Wow! They say a week is a long time in politics, well two weeks certainly is. With a new PM having a day of the long knives and establishing her untrammelled future vision, perhaps radical vision is the order of the day. With a GOC review of education signalled as a major plank of business perhaps now is the time to take the opportunity for optometry and dispensing optics to do some horizon scanning of its own.
A lot has been talked about the Foresight Report but in reality was this an opportunity missed?
Unremittingly negative, everything seemed to be positioned as a threat, sadly an attitude that seems to come easily to the optical sector. It is of course always possible that the legacy of Foresight is bringing forward the GOC Education review.
We have yet to see the form that this review will take, will it be radical, will it be internal? How will strong vested interests in the status quo be managed? If the outcome is expensive will it even be possible? So here are a few ‘hints’ the review might like to consider.
First, although understandably the concentration has been on harmonisation in Europe it is at least arguable that the UK, while acting as a beacon for enhanced optometric scope of practice in Europe, has lost track of its cousins in the USA and the former Commonwealth. There is no doubt that while the UK has some of the very best optometric research in the world, the education and clinical training in the USA, Canada, Australia and New Zealand is significantly more advanced. Take Victoria, Australia, for example, therapeutic legislation arrived in 1995 having taken less than 14 years from the legalisation of diagnostics. All Australian optometrists now graduate with therapeutic competence and top-up higher diplomas are almost nonexistent. Further afield Hong Kong Polytechnic University graduates its optometrists with therapeutic competence at registration.
What makes this happen? Ultimately the single biggest reason is that all of these countries have a registerable degree. Fundamentally the UK is an outlier having registerable access through only one professional body (apart from Manchester’s four-year masters). Universities have an independent impartial quality assurance (QAA) system that ensures degree equivalence, the College of Optometrists has the GOC visiting cycle. This limits choice and arguably stifles development because of the vested interest in an expensive examination system. In addition, by remaining fixed in competencies over 20 years old students are ill prepared for a world of clinical decision making that no longer mandates referral, nor are they competent in the use of new equipment that is increasingly mainstream.
In a world where enhanced primary care services have been around for 10 years or more, no new registrant can engage with those services until they are retested on subjects they have just graduated in. Either the courses are inadequate, in that the competencies are not appropriate, or, more likely in my opinion, competence is confused with contractual capability given that the GOS sight test is useless for most health-related examinations.

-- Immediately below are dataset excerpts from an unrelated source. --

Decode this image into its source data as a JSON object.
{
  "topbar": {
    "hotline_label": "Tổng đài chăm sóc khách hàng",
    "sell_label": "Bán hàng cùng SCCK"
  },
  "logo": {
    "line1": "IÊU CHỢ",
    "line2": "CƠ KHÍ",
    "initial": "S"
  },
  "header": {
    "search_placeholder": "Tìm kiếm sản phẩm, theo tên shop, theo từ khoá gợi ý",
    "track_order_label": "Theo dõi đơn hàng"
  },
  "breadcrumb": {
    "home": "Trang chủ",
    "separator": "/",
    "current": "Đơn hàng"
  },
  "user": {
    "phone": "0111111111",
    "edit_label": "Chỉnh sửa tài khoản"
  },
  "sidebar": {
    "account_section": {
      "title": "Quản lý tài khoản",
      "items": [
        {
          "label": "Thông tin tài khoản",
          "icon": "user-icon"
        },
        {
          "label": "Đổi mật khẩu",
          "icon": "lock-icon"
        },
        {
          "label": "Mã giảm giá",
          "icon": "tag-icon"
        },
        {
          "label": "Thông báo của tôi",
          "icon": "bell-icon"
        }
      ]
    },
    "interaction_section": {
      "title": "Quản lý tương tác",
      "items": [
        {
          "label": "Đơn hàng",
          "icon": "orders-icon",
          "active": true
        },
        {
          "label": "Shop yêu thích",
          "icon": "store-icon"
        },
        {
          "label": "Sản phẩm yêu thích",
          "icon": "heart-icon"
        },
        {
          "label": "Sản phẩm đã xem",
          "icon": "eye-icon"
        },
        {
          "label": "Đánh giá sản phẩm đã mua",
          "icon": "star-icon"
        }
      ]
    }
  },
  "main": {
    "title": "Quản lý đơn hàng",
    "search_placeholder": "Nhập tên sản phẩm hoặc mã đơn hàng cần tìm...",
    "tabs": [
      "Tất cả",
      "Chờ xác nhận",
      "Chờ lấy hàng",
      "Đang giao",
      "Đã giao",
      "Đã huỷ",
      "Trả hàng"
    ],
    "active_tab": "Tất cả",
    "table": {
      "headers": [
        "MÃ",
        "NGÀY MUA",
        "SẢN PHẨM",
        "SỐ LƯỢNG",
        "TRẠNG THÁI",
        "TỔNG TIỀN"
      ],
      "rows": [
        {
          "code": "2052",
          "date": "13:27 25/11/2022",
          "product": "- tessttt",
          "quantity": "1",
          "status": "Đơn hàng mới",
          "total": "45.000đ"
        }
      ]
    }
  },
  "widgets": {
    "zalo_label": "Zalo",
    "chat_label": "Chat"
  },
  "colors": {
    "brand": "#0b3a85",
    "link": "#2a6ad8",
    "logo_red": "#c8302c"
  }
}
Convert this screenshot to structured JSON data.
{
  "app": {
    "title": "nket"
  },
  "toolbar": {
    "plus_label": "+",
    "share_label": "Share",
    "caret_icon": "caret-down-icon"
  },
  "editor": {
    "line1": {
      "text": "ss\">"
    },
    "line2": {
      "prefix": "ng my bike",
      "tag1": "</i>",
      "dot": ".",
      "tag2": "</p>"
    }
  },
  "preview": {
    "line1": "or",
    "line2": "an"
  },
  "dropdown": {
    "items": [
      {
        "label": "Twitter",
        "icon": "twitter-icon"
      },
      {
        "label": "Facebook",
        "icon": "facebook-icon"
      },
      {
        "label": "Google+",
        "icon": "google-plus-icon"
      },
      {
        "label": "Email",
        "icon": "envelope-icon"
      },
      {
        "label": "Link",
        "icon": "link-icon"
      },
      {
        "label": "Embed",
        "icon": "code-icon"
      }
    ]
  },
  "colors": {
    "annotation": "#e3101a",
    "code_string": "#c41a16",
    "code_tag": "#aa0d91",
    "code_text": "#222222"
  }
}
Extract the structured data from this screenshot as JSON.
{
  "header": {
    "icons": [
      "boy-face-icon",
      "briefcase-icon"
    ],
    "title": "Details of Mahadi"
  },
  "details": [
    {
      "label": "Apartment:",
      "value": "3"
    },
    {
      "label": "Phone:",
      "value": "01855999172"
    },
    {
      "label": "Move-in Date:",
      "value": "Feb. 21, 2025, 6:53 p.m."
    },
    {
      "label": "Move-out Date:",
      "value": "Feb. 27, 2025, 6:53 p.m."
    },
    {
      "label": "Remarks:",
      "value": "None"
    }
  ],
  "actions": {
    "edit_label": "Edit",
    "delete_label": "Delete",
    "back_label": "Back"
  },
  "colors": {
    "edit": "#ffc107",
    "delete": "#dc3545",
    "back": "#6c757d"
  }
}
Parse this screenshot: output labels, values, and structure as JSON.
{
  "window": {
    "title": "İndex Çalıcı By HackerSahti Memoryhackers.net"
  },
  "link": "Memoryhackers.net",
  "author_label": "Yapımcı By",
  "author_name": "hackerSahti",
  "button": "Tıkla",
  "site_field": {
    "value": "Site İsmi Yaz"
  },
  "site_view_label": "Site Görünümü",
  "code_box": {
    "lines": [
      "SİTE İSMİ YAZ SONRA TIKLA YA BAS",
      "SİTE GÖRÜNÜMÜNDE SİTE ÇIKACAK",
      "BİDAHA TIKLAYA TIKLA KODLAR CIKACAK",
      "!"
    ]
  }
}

Fundamentally other countries elevate the scope of practice faster and they do it by ensuring the next generation of registrants adopt the newest skills right away. Those already qualified then have a greater incentive to catch up. In the UK with soon to be nearly 6% new registrants per year it would only take five years to hit 25% of all registrants. This is a far cry from the barely 40 new IP specialists joining the register per year. I do not believe that our current system, with competing organisations and one monopoly provider is in any position to deliver this. That this is self evident is borne out by the development of a course in Hertfordshire that delivers nothing new other than an ersatz masters that should not be considered a registerable degree.
Like Brexit, writing a polemic article means that you don’t have to have the answers, although at least one might come from reviewing the course’s contact time and comparing current semesters with the term times of a few years ago. Nothing needs to be dropped (I do not call for ophthalmic dispensing to be reduced) but the course should become near-continuous from summer of Year 2 adding two extra semesters in the final two years rolling into IP placements at the start of what would be Year 5. You would have new IP registrants inside four-and-a-half years.
Two additional things need to happen. First the Department for Education would need to insist that the Higher Education Funding Council (HEFC) regarded optometry as a clinical discipline and not as a basic science course with derogatory staffing levels. Secondly, optometry has no NHS-funded teaching positions yet other medical disciplines do, such as medicine, nursing, physiotherapy, etc. In this brave new world the NHS would need to fund at least one lecturer per optometry school. If Aston Pharmacy school can secure millions to establish an independent prescribing course what is wrong with optometry’s negotiating ability? Send for Theresa!